Prescribed minimum benefits
Prescribed minimum benefits (PMB) are a list of minimum benefits that all medical schemes must provide to members, irrespective of what benefit option they belong to.
PMBs are made up as follows:
Any emergency medical condition, such as a heart attack or motor vehicle accident which without immediate treatment would result in weakened bodily functions, serious and lasting damage to organs or limbs or even death;
270 medical conditions, for example childbirth;
25 defined chronic conditions, such as diabetes or asthma
Not all medical schemes openly disclose what you are entitled to.
For instance, if you have one of the 25 listed chronic conditions, your medical scheme not only has to cover the medication for that condition, they must also cover doctor consultations and prescribed tests related to that condition.
Speak to your healthcare consultant to understand what treatment you’re entitled to have covered.
All medical schemes must cover PMBs in full as regulated by the Council of Medical Schemes.
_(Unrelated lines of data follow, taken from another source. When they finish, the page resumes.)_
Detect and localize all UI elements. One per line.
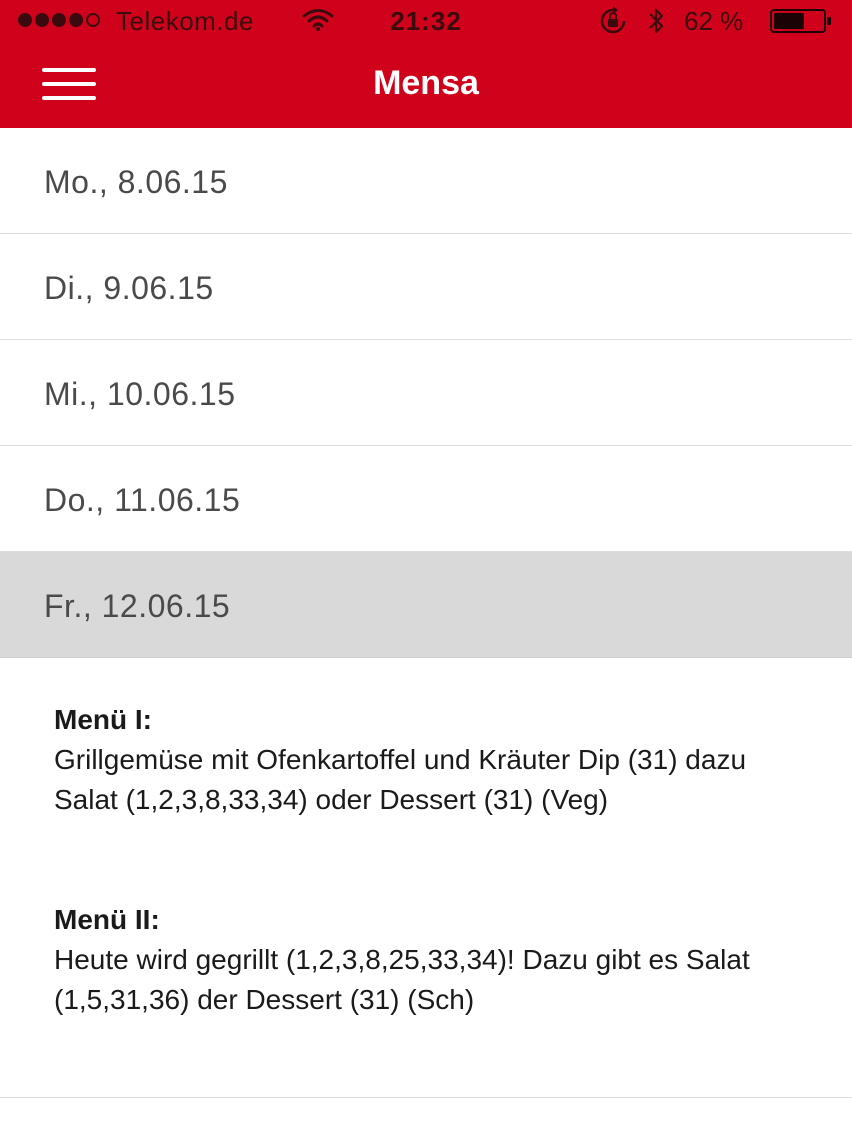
day-list: Mo., 8.06.15 Di., 9.06.15 Mi., 10.06.15 …	[0, 128, 852, 658]
day-label: Mo., 8.06.15	[44, 164, 228, 200]
battery-percent: 62 %	[684, 6, 744, 36]
day-row-friday[interactable]: Fr., 12.06.15	[0, 552, 852, 658]
bluetooth-icon	[649, 8, 664, 34]
day-label: Fr., 12.06.15	[44, 588, 231, 624]
menu-item: Menü II: Heute wird gegrillt (1,2,3,8,25…	[54, 900, 774, 1020]
day-row-tuesday[interactable]: Di., 9.06.15	[0, 234, 852, 340]
day-row-thursday[interactable]: Do., 11.06.15	[0, 446, 852, 552]
menu-description: Heute wird gegrillt (1,2,3,8,25,33,34)! …	[54, 944, 750, 1015]
day-label: Do., 11.06.15	[44, 482, 241, 518]
mensa-screen: Telekom.de 21:32 62 % Mensa Mo., 8.06.15…	[0, 0, 852, 1136]
day-row-wednesday[interactable]: Mi., 10.06.15	[0, 340, 852, 446]
menu-title: Menü II:	[54, 904, 160, 935]
page-title: Mensa	[373, 64, 479, 102]
navigation-bar: Mensa	[0, 40, 852, 128]
menu-title: Menü I:	[54, 704, 152, 735]
status-bar: Telekom.de 21:32 62 %	[0, 0, 852, 40]
menu-item: Menü I: Grillgemüse mit Ofenkartoffel un…	[54, 700, 774, 820]
menu-description: Grillgemüse mit Ofenkartoffel und Kräute…	[54, 744, 747, 815]
battery-icon	[770, 9, 831, 33]
menu-detail-panel: Menü I: Grillgemüse mit Ofenkartoffel un…	[0, 660, 852, 1098]
day-label: Mi., 10.06.15	[44, 376, 236, 412]
lock-rotation-icon	[600, 6, 626, 34]
day-label: Di., 9.06.15	[44, 270, 214, 306]
day-row-monday[interactable]: Mo., 8.06.15	[0, 128, 852, 234]
app-header: Telekom.de 21:32 62 % Mensa	[0, 0, 852, 128]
However, to contain the cost of providing this benefit, medical schemes may put measures in place to ensure you have the cover you need, without placing the scheme at financial risk by setting official procedures for certain treatments; enforcing the use of medication from a prescribed medicine list; and having designated service providers and hospital networks in place for treating and managing PMBs.
Medical schemes can impose important interventions and restrictions:
Co-payments (upfront payments) for using another service provider or medication not on the prescribed medicine list;
Waiting periods that include PMBs if a member has a break in medical aid cover of over 90 days or where a member has never belonged to a medical scheme before;
Penalties for going outside their network arrangement or failure to pre-authorise treatment or hospitalisation.
If you don’t abide by these, you face having to pay all or part of the cost of the treatment yourself.
Speak to your healthcare advisor or consultant if your hospitalisation, treatment or chronic condition medication, or test falls within the scope of a PMB but hasn’t been funded correctly or from the correct benefit.